Models In a Spelling Bee: Language Models Implicitly Learn the Character
Composition of Tokens
- URL: http://arxiv.org/abs/2108.11193v1
- Date: Wed, 25 Aug 2021 11:48:05 GMT
- Title: Models In a Spelling Bee: Language Models Implicitly Learn the Character
Composition of Tokens
- Authors: Itay Itzhak and Omer Levy
- Abstract summary: We probe the embedding layer of pretrained language models.
We show that models learn the internal character composition of whole word and subword tokens.
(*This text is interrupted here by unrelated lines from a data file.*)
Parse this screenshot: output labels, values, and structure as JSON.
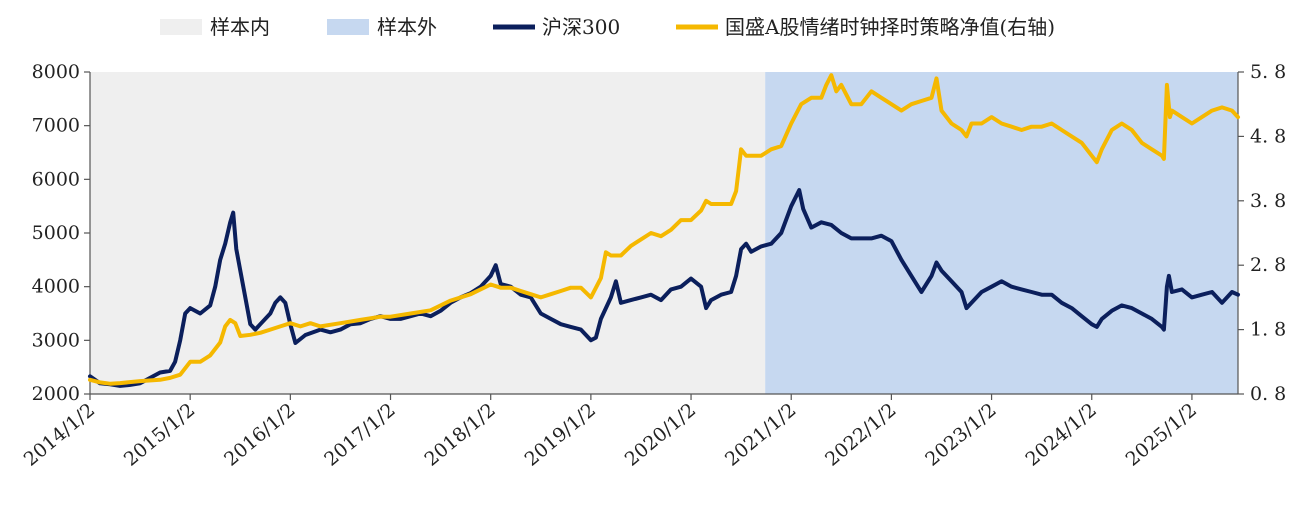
{
  "chart_data": {
    "type": "line",
    "title": "",
    "xlabel": "",
    "ylabel": "",
    "x_ticks": [
      "2014/1/2",
      "2015/1/2",
      "2016/1/2",
      "2017/1/2",
      "2018/1/2",
      "2019/1/2",
      "2020/1/2",
      "2021/1/2",
      "2022/1/2",
      "2023/1/2",
      "2024/1/2",
      "2025/1/2"
    ],
    "x_range": [
      2014.0,
      2025.46
    ],
    "y_left": {
      "min": 2000,
      "max": 8000,
      "ticks": [
        "2000",
        "3000",
        "4000",
        "5000",
        "6000",
        "7000",
        "8000"
      ]
    },
    "y_right": {
      "min": 0.8,
      "max": 5.8,
      "ticks": [
        "0.8",
        "1.8",
        "2.8",
        "3.8",
        "4.8",
        "5.8"
      ],
      "tick_labels": [
        "0. 8",
        "1. 8",
        "2. 8",
        "3. 8",
        "4. 8",
        "5. 8"
      ]
    },
    "regions": [
      {
        "name": "样本内",
        "from": 2014.0,
        "to": 2020.74,
        "color": "#efefef"
      },
      {
        "name": "样本外",
        "from": 2020.74,
        "to": 2025.46,
        "color": "#c6d8f0"
      }
    ],
    "series": [
      {
        "name": "沪深300",
        "axis": "left",
        "color": "#0b1f5c",
        "points": [
          [
            2014.0,
            2330
          ],
          [
            2014.1,
            2200
          ],
          [
            2014.2,
            2180
          ],
          [
            2014.3,
            2150
          ],
          [
            2014.4,
            2170
          ],
          [
            2014.5,
            2200
          ],
          [
            2014.6,
            2300
          ],
          [
            2014.7,
            2400
          ],
          [
            2014.8,
            2430
          ],
          [
            2014.85,
            2600
          ],
          [
            2014.9,
            3000
          ],
          [
            2014.95,
            3500
          ],
          [
            2015.0,
            3600
          ],
          [
            2015.1,
            3500
          ],
          [
            2015.2,
            3650
          ],
          [
            2015.25,
            4000
          ],
          [
            2015.3,
            4500
          ],
          [
            2015.35,
            4800
          ],
          [
            2015.4,
            5200
          ],
          [
            2015.43,
            5380
          ],
          [
            2015.46,
            4700
          ],
          [
            2015.5,
            4300
          ],
          [
            2015.55,
            3800
          ],
          [
            2015.6,
            3300
          ],
          [
            2015.65,
            3200
          ],
          [
            2015.7,
            3300
          ],
          [
            2015.8,
            3500
          ],
          [
            2015.85,
            3700
          ],
          [
            2015.9,
            3800
          ],
          [
            2015.95,
            3700
          ],
          [
            2016.0,
            3300
          ],
          [
            2016.05,
            2950
          ],
          [
            2016.15,
            3100
          ],
          [
            2016.3,
            3200
          ],
          [
            2016.4,
            3150
          ],
          [
            2016.5,
            3200
          ],
          [
            2016.6,
            3300
          ],
          [
            2016.7,
            3320
          ],
          [
            2016.8,
            3400
          ],
          [
            2016.9,
            3450
          ],
          [
            2017.0,
            3400
          ],
          [
            2017.1,
            3400
          ],
          [
            2017.2,
            3450
          ],
          [
            2017.3,
            3500
          ],
          [
            2017.4,
            3450
          ],
          [
            2017.5,
            3550
          ],
          [
            2017.6,
            3700
          ],
          [
            2017.7,
            3800
          ],
          [
            2017.8,
            3880
          ],
          [
            2017.9,
            4000
          ],
          [
            2018.0,
            4200
          ],
          [
            2018.05,
            4400
          ],
          [
            2018.1,
            4050
          ],
          [
            2018.2,
            4000
          ],
          [
            2018.3,
            3850
          ],
          [
            2018.4,
            3800
          ],
          [
            2018.5,
            3500
          ],
          [
            2018.6,
            3400
          ],
          [
            2018.7,
            3300
          ],
          [
            2018.8,
            3250
          ],
          [
            2018.9,
            3200
          ],
          [
            2019.0,
            3000
          ],
          [
            2019.05,
            3050
          ],
          [
            2019.1,
            3400
          ],
          [
            2019.2,
            3800
          ],
          [
            2019.25,
            4100
          ],
          [
            2019.3,
            3700
          ],
          [
            2019.4,
            3750
          ],
          [
            2019.5,
            3800
          ],
          [
            2019.6,
            3850
          ],
          [
            2019.7,
            3750
          ],
          [
            2019.8,
            3950
          ],
          [
            2019.9,
            4000
          ],
          [
            2020.0,
            4150
          ],
          [
            2020.1,
            4000
          ],
          [
            2020.15,
            3600
          ],
          [
            2020.2,
            3750
          ],
          [
            2020.3,
            3850
          ],
          [
            2020.4,
            3900
          ],
          [
            2020.45,
            4200
          ],
          [
            2020.5,
            4700
          ],
          [
            2020.55,
            4800
          ],
          [
            2020.6,
            4650
          ],
          [
            2020.7,
            4750
          ],
          [
            2020.8,
            4800
          ],
          [
            2020.9,
            5000
          ],
          [
            2021.0,
            5500
          ],
          [
            2021.08,
            5800
          ],
          [
            2021.12,
            5450
          ],
          [
            2021.2,
            5100
          ],
          [
            2021.3,
            5200
          ],
          [
            2021.4,
            5150
          ],
          [
            2021.5,
            5000
          ],
          [
            2021.6,
            4900
          ],
          [
            2021.7,
            4900
          ],
          [
            2021.8,
            4900
          ],
          [
            2021.9,
            4950
          ],
          [
            2022.0,
            4850
          ],
          [
            2022.1,
            4500
          ],
          [
            2022.2,
            4200
          ],
          [
            2022.3,
            3900
          ],
          [
            2022.4,
            4200
          ],
          [
            2022.45,
            4450
          ],
          [
            2022.5,
            4300
          ],
          [
            2022.6,
            4100
          ],
          [
            2022.7,
            3900
          ],
          [
            2022.75,
            3600
          ],
          [
            2022.8,
            3700
          ],
          [
            2022.9,
            3900
          ],
          [
            2023.0,
            4000
          ],
          [
            2023.1,
            4100
          ],
          [
            2023.2,
            4000
          ],
          [
            2023.3,
            3950
          ],
          [
            2023.4,
            3900
          ],
          [
            2023.5,
            3850
          ],
          [
            2023.6,
            3850
          ],
          [
            2023.7,
            3700
          ],
          [
            2023.8,
            3600
          ],
          [
            2023.9,
            3450
          ],
          [
            2024.0,
            3300
          ],
          [
            2024.05,
            3250
          ],
          [
            2024.1,
            3400
          ],
          [
            2024.2,
            3550
          ],
          [
            2024.3,
            3650
          ],
          [
            2024.4,
            3600
          ],
          [
            2024.5,
            3500
          ],
          [
            2024.6,
            3400
          ],
          [
            2024.7,
            3250
          ],
          [
            2024.72,
            3200
          ],
          [
            2024.75,
            4000
          ],
          [
            2024.77,
            4200
          ],
          [
            2024.8,
            3900
          ],
          [
            2024.9,
            3950
          ],
          [
            2025.0,
            3800
          ],
          [
            2025.1,
            3850
          ],
          [
            2025.2,
            3900
          ],
          [
            2025.3,
            3700
          ],
          [
            2025.4,
            3900
          ],
          [
            2025.46,
            3850
          ]
        ]
      },
      {
        "name": "国盛A股情绪时钟择时策略净值(右轴)",
        "axis": "right",
        "color": "#f5b800",
        "points": [
          [
            2014.0,
            1.02
          ],
          [
            2014.1,
            0.98
          ],
          [
            2014.2,
            0.96
          ],
          [
            2014.3,
            0.97
          ],
          [
            2014.5,
            1.0
          ],
          [
            2014.7,
            1.02
          ],
          [
            2014.8,
            1.05
          ],
          [
            2014.9,
            1.1
          ],
          [
            2015.0,
            1.3
          ],
          [
            2015.1,
            1.3
          ],
          [
            2015.2,
            1.4
          ],
          [
            2015.3,
            1.6
          ],
          [
            2015.35,
            1.85
          ],
          [
            2015.4,
            1.95
          ],
          [
            2015.45,
            1.9
          ],
          [
            2015.5,
            1.7
          ],
          [
            2015.6,
            1.72
          ],
          [
            2015.7,
            1.75
          ],
          [
            2015.8,
            1.8
          ],
          [
            2015.9,
            1.85
          ],
          [
            2016.0,
            1.9
          ],
          [
            2016.1,
            1.85
          ],
          [
            2016.2,
            1.9
          ],
          [
            2016.3,
            1.85
          ],
          [
            2016.5,
            1.9
          ],
          [
            2016.7,
            1.95
          ],
          [
            2016.9,
            2.0
          ],
          [
            2017.0,
            2.0
          ],
          [
            2017.2,
            2.05
          ],
          [
            2017.4,
            2.1
          ],
          [
            2017.6,
            2.25
          ],
          [
            2017.8,
            2.35
          ],
          [
            2018.0,
            2.5
          ],
          [
            2018.1,
            2.45
          ],
          [
            2018.2,
            2.45
          ],
          [
            2018.3,
            2.4
          ],
          [
            2018.4,
            2.35
          ],
          [
            2018.5,
            2.3
          ],
          [
            2018.6,
            2.35
          ],
          [
            2018.7,
            2.4
          ],
          [
            2018.8,
            2.45
          ],
          [
            2018.9,
            2.45
          ],
          [
            2019.0,
            2.3
          ],
          [
            2019.1,
            2.6
          ],
          [
            2019.15,
            3.0
          ],
          [
            2019.2,
            2.95
          ],
          [
            2019.3,
            2.95
          ],
          [
            2019.4,
            3.1
          ],
          [
            2019.5,
            3.2
          ],
          [
            2019.6,
            3.3
          ],
          [
            2019.7,
            3.25
          ],
          [
            2019.8,
            3.35
          ],
          [
            2019.9,
            3.5
          ],
          [
            2020.0,
            3.5
          ],
          [
            2020.1,
            3.65
          ],
          [
            2020.15,
            3.8
          ],
          [
            2020.2,
            3.75
          ],
          [
            2020.3,
            3.75
          ],
          [
            2020.4,
            3.75
          ],
          [
            2020.45,
            3.95
          ],
          [
            2020.5,
            4.6
          ],
          [
            2020.55,
            4.5
          ],
          [
            2020.6,
            4.5
          ],
          [
            2020.7,
            4.5
          ],
          [
            2020.8,
            4.6
          ],
          [
            2020.9,
            4.65
          ],
          [
            2021.0,
            5.0
          ],
          [
            2021.1,
            5.3
          ],
          [
            2021.2,
            5.4
          ],
          [
            2021.3,
            5.4
          ],
          [
            2021.35,
            5.6
          ],
          [
            2021.4,
            5.75
          ],
          [
            2021.45,
            5.5
          ],
          [
            2021.5,
            5.6
          ],
          [
            2021.6,
            5.3
          ],
          [
            2021.7,
            5.3
          ],
          [
            2021.8,
            5.5
          ],
          [
            2021.9,
            5.4
          ],
          [
            2022.0,
            5.3
          ],
          [
            2022.1,
            5.2
          ],
          [
            2022.2,
            5.3
          ],
          [
            2022.3,
            5.35
          ],
          [
            2022.4,
            5.4
          ],
          [
            2022.45,
            5.7
          ],
          [
            2022.5,
            5.2
          ],
          [
            2022.6,
            5.0
          ],
          [
            2022.7,
            4.9
          ],
          [
            2022.75,
            4.8
          ],
          [
            2022.8,
            5.0
          ],
          [
            2022.9,
            5.0
          ],
          [
            2023.0,
            5.1
          ],
          [
            2023.1,
            5.0
          ],
          [
            2023.2,
            4.95
          ],
          [
            2023.3,
            4.9
          ],
          [
            2023.4,
            4.95
          ],
          [
            2023.5,
            4.95
          ],
          [
            2023.6,
            5.0
          ],
          [
            2023.7,
            4.9
          ],
          [
            2023.8,
            4.8
          ],
          [
            2023.9,
            4.7
          ],
          [
            2024.0,
            4.5
          ],
          [
            2024.05,
            4.4
          ],
          [
            2024.1,
            4.6
          ],
          [
            2024.2,
            4.9
          ],
          [
            2024.3,
            5.0
          ],
          [
            2024.4,
            4.9
          ],
          [
            2024.5,
            4.7
          ],
          [
            2024.6,
            4.6
          ],
          [
            2024.7,
            4.5
          ],
          [
            2024.72,
            4.45
          ],
          [
            2024.75,
            5.6
          ],
          [
            2024.78,
            5.1
          ],
          [
            2024.8,
            5.2
          ],
          [
            2024.9,
            5.1
          ],
          [
            2025.0,
            5.0
          ],
          [
            2025.1,
            5.1
          ],
          [
            2025.2,
            5.2
          ],
          [
            2025.3,
            5.25
          ],
          [
            2025.4,
            5.2
          ],
          [
            2025.46,
            5.1
          ]
        ]
      }
    ]
  }
}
- Score: 22.55706811131828
- License: http://creativecommons.org/licenses/by/4.0/
- Abstract: Standard pretrained language models operate on sequences of subword tokens
without direct access to the characters that compose each token's string
representation. We probe the embedding layer of pretrained language models and
show that models learn the internal character composition of whole word and
subword tokens to a surprising extent, without ever seeing the characters
coupled with the tokens. Our results show that the embedding layer of RoBERTa
holds enough information to accurately spell up to a third of the vocabulary
and reach high average character ngram overlap on all token types. We further
test whether enriching subword models with additional character information can
improve language modeling, and observe that this method has a near-identical
learning curve as training without spelling-based enrichment. Overall, our
results suggest that language modeling objectives incentivize the model to
implicitly learn some notion of spelling, and that explicitly teaching the
model how to spell does not enhance its performance on such tasks.